Szilviahc, Gangxia Urban Village. August 27, 2013, Digital Image. Available from: Transplanet, https://psuchina.wordpress.com/2013/08/27/gangxia-urban-village/ (accessed on December 19, 2015).

Szilviahc, Gangxia Urban Village. August 27, 2013, Digital Image. Available from: Transplanet, https://psuchina.wordpress.com/2013/08/27/gangxia-urban-village/ (accessed on December 19, 2015).

GANGXIA URBAN VILLAGE

Thesis Research Study

Studio_TRD1
Date_fall2015.
Media_illustrator. rhino 5. grasshopper. 

Gangxia Urban Village was chosen as a site study early in my thesis investigation for its sheer density and problematic lack of access to natural light. Though the issue was not addressed in the subsequent Illuminated Veil study, this particular analysis did reveal the shortcomings of the tools that we as architects currently use to understand site conditions, specifically in terms of sunlight exposure. This study begins with the use of an environmental plug-in for Grasshopper, Ladybug, and concludes with a manual analysis of a sampling of the urban fabric, which reveals the shortcomings of an averaged assessment over time for an architect interested in designing to maximise a resident’s engagement with the light that they do, in fact, have access to.

 
Urbanus, Urbanus-gangxia village. July 10, 2012, Digital Image. Available from: Architettura. Ricerca. Citta., http://www.arcduecitta.it/world/2012/07/notes-on-urban-villages-as-a-global-condition/ (accessed on December 19, 2015).

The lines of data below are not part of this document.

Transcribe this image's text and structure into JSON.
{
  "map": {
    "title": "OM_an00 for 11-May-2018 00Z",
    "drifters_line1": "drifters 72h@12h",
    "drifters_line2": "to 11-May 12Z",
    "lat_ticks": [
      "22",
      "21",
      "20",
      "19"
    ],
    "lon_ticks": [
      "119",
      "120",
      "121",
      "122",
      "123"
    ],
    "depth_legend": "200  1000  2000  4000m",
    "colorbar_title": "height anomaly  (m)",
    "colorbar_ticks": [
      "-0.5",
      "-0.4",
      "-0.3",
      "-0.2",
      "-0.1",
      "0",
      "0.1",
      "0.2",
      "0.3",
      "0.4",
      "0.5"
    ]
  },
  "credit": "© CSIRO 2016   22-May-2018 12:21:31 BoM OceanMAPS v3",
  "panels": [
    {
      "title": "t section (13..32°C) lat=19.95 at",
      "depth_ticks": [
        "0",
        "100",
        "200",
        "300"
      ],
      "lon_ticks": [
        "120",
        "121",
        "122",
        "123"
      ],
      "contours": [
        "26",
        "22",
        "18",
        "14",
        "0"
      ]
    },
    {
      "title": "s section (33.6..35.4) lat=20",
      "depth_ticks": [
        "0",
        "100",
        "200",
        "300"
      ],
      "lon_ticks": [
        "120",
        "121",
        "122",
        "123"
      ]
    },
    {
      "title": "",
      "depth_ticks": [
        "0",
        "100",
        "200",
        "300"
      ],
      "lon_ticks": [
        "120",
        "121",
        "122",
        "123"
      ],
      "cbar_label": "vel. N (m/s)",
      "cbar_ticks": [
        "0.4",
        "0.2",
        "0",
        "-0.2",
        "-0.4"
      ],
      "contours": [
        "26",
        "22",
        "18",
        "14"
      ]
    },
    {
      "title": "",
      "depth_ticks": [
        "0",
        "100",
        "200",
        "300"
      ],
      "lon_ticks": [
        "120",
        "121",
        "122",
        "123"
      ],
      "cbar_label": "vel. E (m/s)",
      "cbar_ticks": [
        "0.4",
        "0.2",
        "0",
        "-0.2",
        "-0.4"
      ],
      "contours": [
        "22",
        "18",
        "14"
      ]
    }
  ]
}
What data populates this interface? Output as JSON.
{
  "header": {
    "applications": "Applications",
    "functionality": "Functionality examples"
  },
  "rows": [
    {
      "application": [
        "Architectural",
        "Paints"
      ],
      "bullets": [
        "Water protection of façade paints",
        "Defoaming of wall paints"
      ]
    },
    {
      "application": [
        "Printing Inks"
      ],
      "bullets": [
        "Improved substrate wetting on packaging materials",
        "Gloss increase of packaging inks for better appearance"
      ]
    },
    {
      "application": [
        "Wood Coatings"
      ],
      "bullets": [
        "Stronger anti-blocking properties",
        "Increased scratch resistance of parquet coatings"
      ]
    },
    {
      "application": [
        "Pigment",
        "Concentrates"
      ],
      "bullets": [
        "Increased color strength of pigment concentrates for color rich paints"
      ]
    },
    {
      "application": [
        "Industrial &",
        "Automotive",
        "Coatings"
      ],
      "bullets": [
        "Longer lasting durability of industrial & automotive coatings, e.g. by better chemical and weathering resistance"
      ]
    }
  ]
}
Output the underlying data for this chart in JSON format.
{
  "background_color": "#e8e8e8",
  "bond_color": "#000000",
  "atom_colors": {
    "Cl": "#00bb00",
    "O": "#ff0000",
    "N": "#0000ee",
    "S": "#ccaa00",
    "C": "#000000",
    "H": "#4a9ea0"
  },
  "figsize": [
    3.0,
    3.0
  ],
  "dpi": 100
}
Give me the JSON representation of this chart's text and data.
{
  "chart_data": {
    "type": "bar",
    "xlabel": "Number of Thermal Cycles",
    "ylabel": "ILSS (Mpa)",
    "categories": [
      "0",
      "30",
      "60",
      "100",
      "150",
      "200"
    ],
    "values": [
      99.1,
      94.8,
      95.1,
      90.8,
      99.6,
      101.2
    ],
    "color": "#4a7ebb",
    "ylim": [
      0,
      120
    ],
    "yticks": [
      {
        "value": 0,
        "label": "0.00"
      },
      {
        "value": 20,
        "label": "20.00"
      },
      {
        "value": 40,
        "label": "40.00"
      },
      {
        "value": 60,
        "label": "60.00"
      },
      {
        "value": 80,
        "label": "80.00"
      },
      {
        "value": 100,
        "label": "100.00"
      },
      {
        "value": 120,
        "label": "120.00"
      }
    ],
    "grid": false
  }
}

Urbanus, Urbanus-gangxia village. July 10, 2012, Digital Image. Available from: Architettura. Ricerca. Citta., http://www.arcduecitta.it/world/2012/07/notes-on-urban-villages-as-a-global-condition/ (accessed on December 19, 2015).

Standard Solar Study Diagrams:

These diagrams, including a solid/void and grain analysis, are the products of a conventional approach to assessing light in an urban context. The solid/void and grain diagrams indicate an extremely dense urban fabric with little by way of consistent passages through which light can penetrate the densely packed urban village. The sunlight hours and shadow studies completed using Ladybug, an environmental plug-in for Grasshopper, show that the cumulative quantity of sunlight hours is very low throughout the village. However, this information references the analysis of a very broad sampling of time, and doesn’t inform the architect of the movement of light throughout the fabric over the course of the day. This is the issue that the second series of diagrams seeks to address.

Temporal Study Diagrams:

The following drawings address the issue of a too-distant view of light’s presence throughout the urban fabric by taking a sample of nine buildings from the surrounding village and manually cutting the forms along the boundary between light and shadow. Because this assessment is done geometrically, the forms can then be unrolled and analysed, as opposed to simply viewed and rotated as a whole within the modelling application (Rhino). Through this painstaking process, it is possible to begin to understand how quickly and in what manner the boundary between light and shadow changes throughout the day. The final panel showcases two drawings: the drawing on the right recreates the cumulative SunlightHours diagram by using additive layers of opacity; the drawing on the left, however, uses a thickening line to show the movement of the boundary between lit and shadowed surface over the course of the day. The progressive movement of the line toward an edge before it slips around it and illuminates or shadows the entire surface presents an alternate point of view regarding the temporal presence of light in the area over the course of a day. Though the more conventional drawing clearly exposes the rather bleak truth regarding the number of sun hours received by the building surfaces as an average over a longer period, the second drawing more effectively allows the viewer to find and understand light as an agent that slips and slides over and between buildings, sometimes arresting entire facades and other times only obliquely catching edges.